06 April 2013

From Marx to Goldman Sachs: The Fictions of Fictitious Capital

July 30, 2010
By
 
As published in Critique, based on a presentation given at the China Academy of Sciences, School of Marxist Studies in Beijing in November 2009, and at the Left Forum in New York City, March 20, 2010.

Classical economists developed the labor theory of value to isolate economic rent, which they defined as the excess of market price and income over the socially necessary cost of production (value ultimately reducible to the cost of labor). A free market was one free of such “unearned” income – a market in which prices reflected actual necessary costs of production or, in the case of public services and basic infrastructure, would be subsidized in order to make economies more competitive. Most reformers accordingly urged – and expected – land, monopolies and banking privileges to be nationalized, or at least to have their free-lunch income taxed away.

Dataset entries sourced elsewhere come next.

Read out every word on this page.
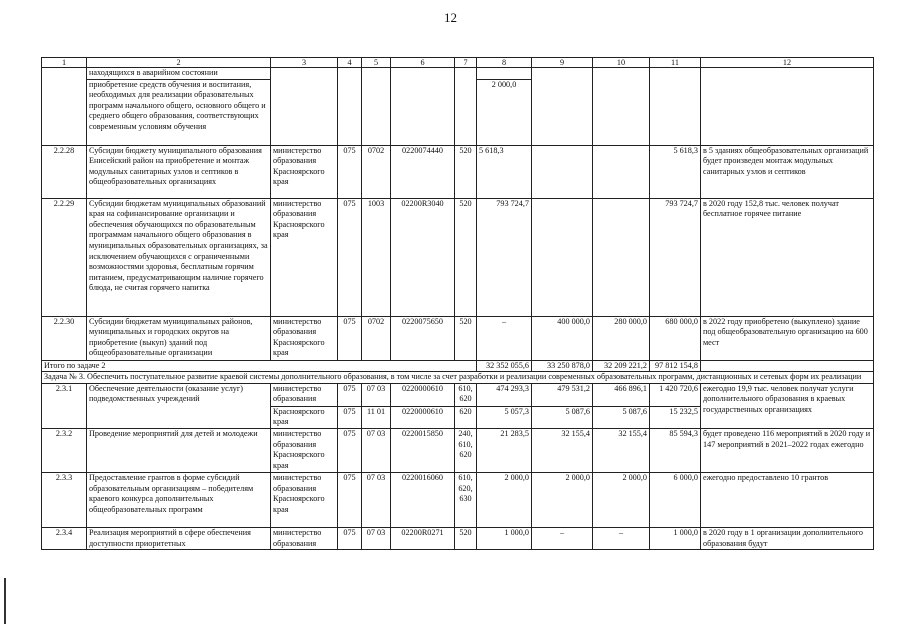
12
1	2	3	4	5	6	7	8	9	10	11	12
	находящихся в аварийном состоянии										
	приобретение средств обучения и воспитания, необходимых для реализации образовательных программ начального общего, основного общего и среднего общего образования, соответствующих современным условиям обучения						2 000,0				
2.2.28	Субсидии бюджету муниципального образования Енисейский район на приобретение и монтаж модульных санитарных узлов и септиков в общеобразовательных организациях	министерство образования Красноярского края	075	0702	0220074440	520	5 618,3			5 618,3	в 5 зданиях общеобразовательных организаций будет произведен монтаж модульных санитарных узлов и септиков
2.2.29	Субсидии бюджетам муниципальных образований края на софинансирование организации и обеспечения обучающихся по образовательным программам начального общего образования в муниципальных образовательных организациях, за исключением обучающихся с ограниченными возможностями здоровья, бесплатным горячим питанием, предусматривающим наличие горячего блюда, не считая горячего напитка	министерство образования Красноярского края	075	1003	02200R3040	520	793 724,7			793 724,7	в 2020 году 152,8 тыс. человек получат бесплатное горячее питание
2.2.30	Субсидии бюджетам муниципальных районов, муниципальных и городских округов на приобретение (выкуп) зданий под общеобразовательные организации	министерство образования Красноярского края	075	0702	0220075650	520	–	400 000,0	280 000,0	680 000,0	в 2022 году приобретено (выкуплено) здание под общеобразовательную организацию на 600 мест
Итого по задаче 2							32 352 055,6	33 250 878,0	32 209 221,2	97 812 154,8	
Задача № 3. Обеспечить поступательное развитие краевой системы дополнительного образования, в том числе за счет разработки и реализации современных образовательных программ, дистанционных и сетевых форм их реализации											
2.3.1	Обеспечение деятельности (оказание услуг) подведомственных учреждений	министерство образования	075	07 03	0220000610	610, 620	474 293,3	479 531,2	466 896,1	1 420 720,6	ежегодно 19,9 тыс. человек получат услуги дополнительного образования в краевых государственных организациях
		Красноярского края	075	11 01	0220000610	620	5 057,3	5 087,6	5 087,6	15 232,5	
2.3.2	Проведение мероприятий для детей и молодежи	министерство образования Красноярского края	075	07 03	0220015850	240, 610, 620	21 283,5	32 155,4	32 155,4	85 594,3	будет проведено 116 мероприятий в 2020 году и 147 мероприятий в 2021–2022 годах ежегодно
2.3.3	Предоставление грантов в форме субсидий образовательным организациям – победителям краевого конкурса дополнительных общеобразовательных программ	министерство образования Красноярского края	075	07 03	0220016060	610, 620, 630	2 000,0	2 000,0	2 000,0	6 000,0	ежегодно предоставлено 10 грантов
2.3.4	Реализация мероприятий в сфере обеспечения доступности приоритетных	министерство образования	075	07 03	02200R0271	520	1 000,0	–	–	1 000,0	в 2020 году в 1 организации дополнительного образования будут
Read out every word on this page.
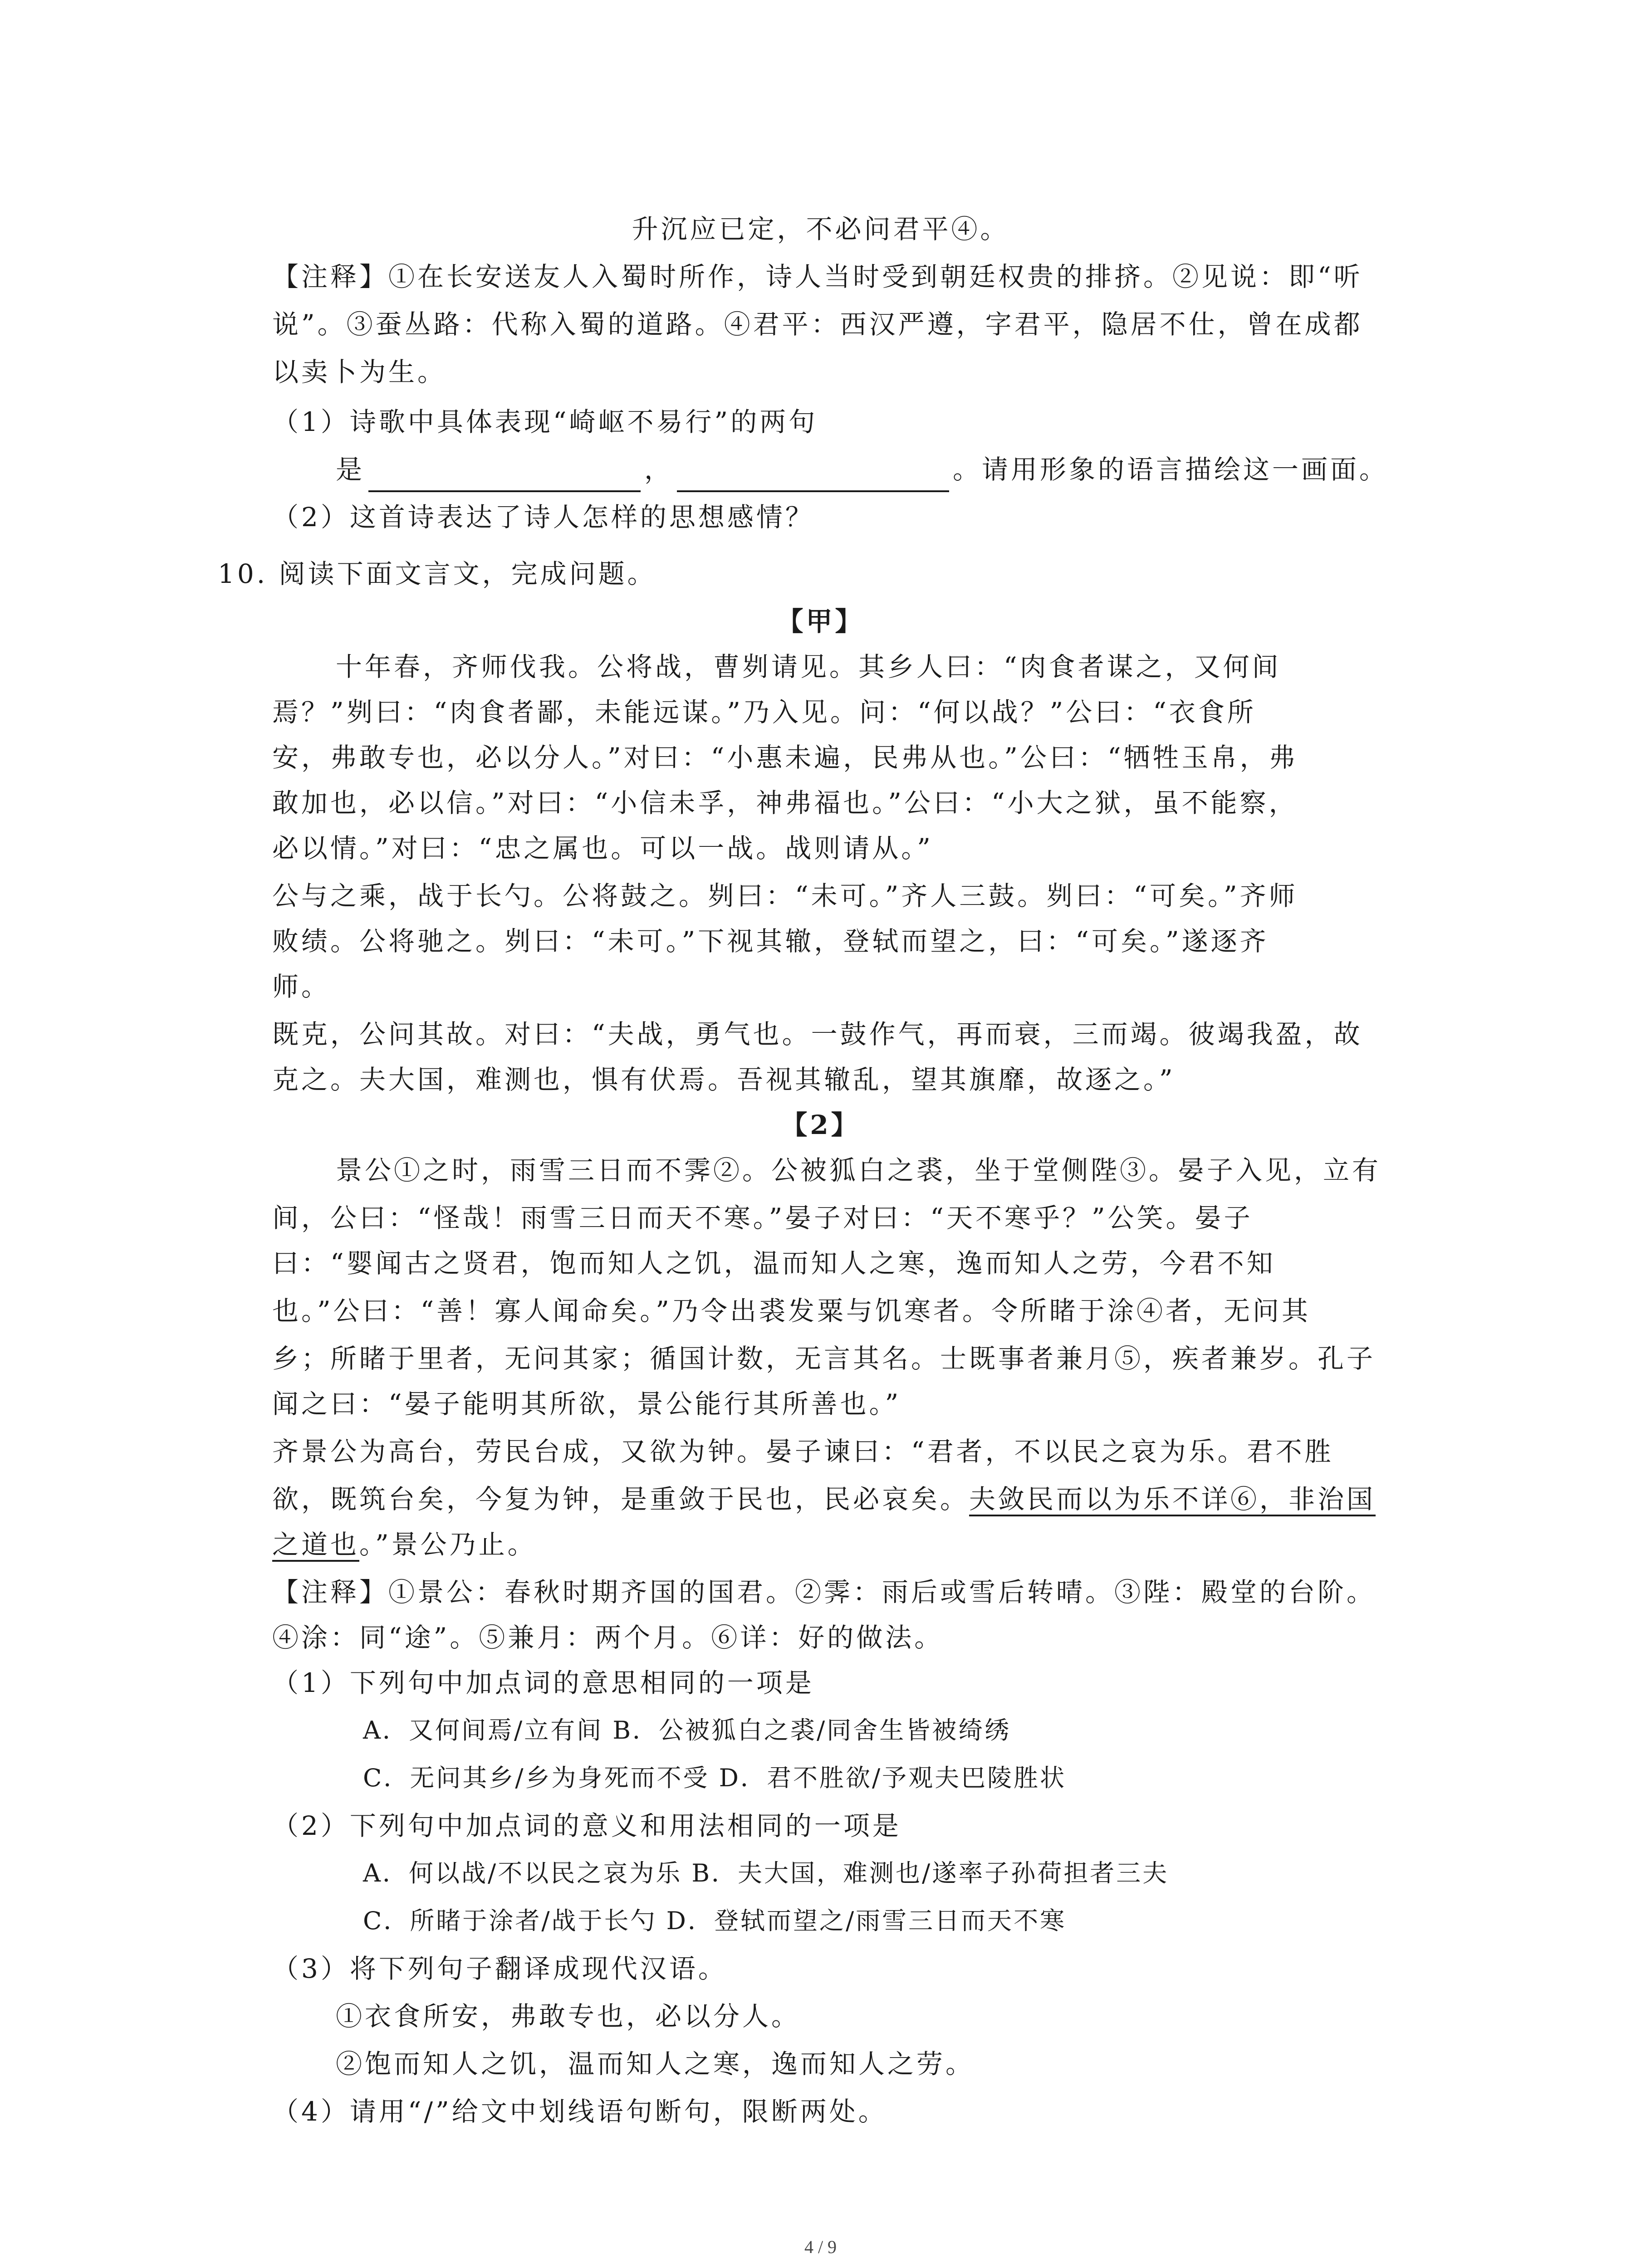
升沉应已定，不必问君平④。
【注释】①在长安送友人入蜀时所作，诗人当时受到朝廷权贵的排挤。②见说：即“听
说”。③蚕丛路：代称入蜀的道路。④君平：西汉严遵，字君平，隐居不仕，曾在成都
以卖卜为生。
（1）诗歌中具体表现“崎岖不易行”的两句
是	，	。请用形象的语言描绘这一画面。
（2）这首诗表达了诗人怎样的思想感情？
10. 阅读下面文言文，完成问题。
【甲】
十年春，齐师伐我。公将战，曹刿请见。其乡人曰：“肉食者谋之，又何间
焉？”刿曰：“肉食者鄙，未能远谋。”乃入见。问：“何以战？”公曰：“衣食所
安，弗敢专也，必以分人。”对曰：“小惠未遍，民弗从也。”公曰：“牺牲玉帛，弗
敢加也，必以信。”对曰：“小信未孚，神弗福也。”公曰：“小大之狱，虽不能察，
必以情。”对曰：“忠之属也。可以一战。战则请从。”
公与之乘，战于长勺。公将鼓之。刿曰：“未可。”齐人三鼓。刿曰：“可矣。”齐师
败绩。公将驰之。刿曰：“未可。”下视其辙，登轼而望之，曰：“可矣。”遂逐齐
师。
既克，公问其故。对曰：“夫战，勇气也。一鼓作气，再而衰，三而竭。彼竭我盈，故
克之。夫大国，难测也，惧有伏焉。吾视其辙乱，望其旗靡，故逐之。”
【2】
景公①之时，雨雪三日而不霁②。公被狐白之裘，坐于堂侧陛③。晏子入见，立有
间，公曰：“怪哉！雨雪三日而天不寒。”晏子对曰：“天不寒乎？”公笑。晏子
曰：“婴闻古之贤君，饱而知人之饥，温而知人之寒，逸而知人之劳，今君不知
也。”公曰：“善！寡人闻命矣。”乃令出裘发粟与饥寒者。令所睹于涂④者，无问其
乡；所睹于里者，无问其家；循国计数，无言其名。士既事者兼月⑤，疾者兼岁。孔子
闻之曰：“晏子能明其所欲，景公能行其所善也。”
齐景公为高台，劳民台成，又欲为钟。晏子谏曰：“君者，不以民之哀为乐。君不胜
欲，既筑台矣，今复为钟，是重敛于民也，民必哀矣。夫敛民而以为乐不详⑥，非治国
之道也。”景公乃止。
【注释】①景公：春秋时期齐国的国君。②霁：雨后或雪后转晴。③陛：殿堂的台阶。
④涂：同“途”。⑤兼月：两个月。⑥详：好的做法。
（1）下列句中加点词的意思相同的一项是
A．又何间焉/立有间 B．公被狐白之裘/同舍生皆被绮绣
C．无问其乡/乡为身死而不受 D．君不胜欲/予观夫巴陵胜状
（2）下列句中加点词的意义和用法相同的一项是
A．何以战/不以民之哀为乐 B．夫大国，难测也/遂率子孙荷担者三夫
C．所睹于涂者/战于长勺 D．登轼而望之/雨雪三日而天不寒
（3）将下列句子翻译成现代汉语。
①衣食所安，弗敢专也，必以分人。
②饱而知人之饥，温而知人之寒，逸而知人之劳。
（4）请用“/”给文中划线语句断句，限断两处。
4 / 9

In keeping with his materialist view of history, Marx expected banking to be subordinated to the needs of industrial capitalism. Equity investment – followed by public ownership of the means of production under socialism – seemed likely to replace the interest-extracting “usury capital” inherited from antiquity and feudal times: debts mounting up at compound interest in excess of the means to pay, culminating in crises marked by bank runs and property foreclosures.

But as matters have turned out, the rentier interests mounted a Counter-Enlightenment to undermine the reforms that promised to liberate society from special privilege.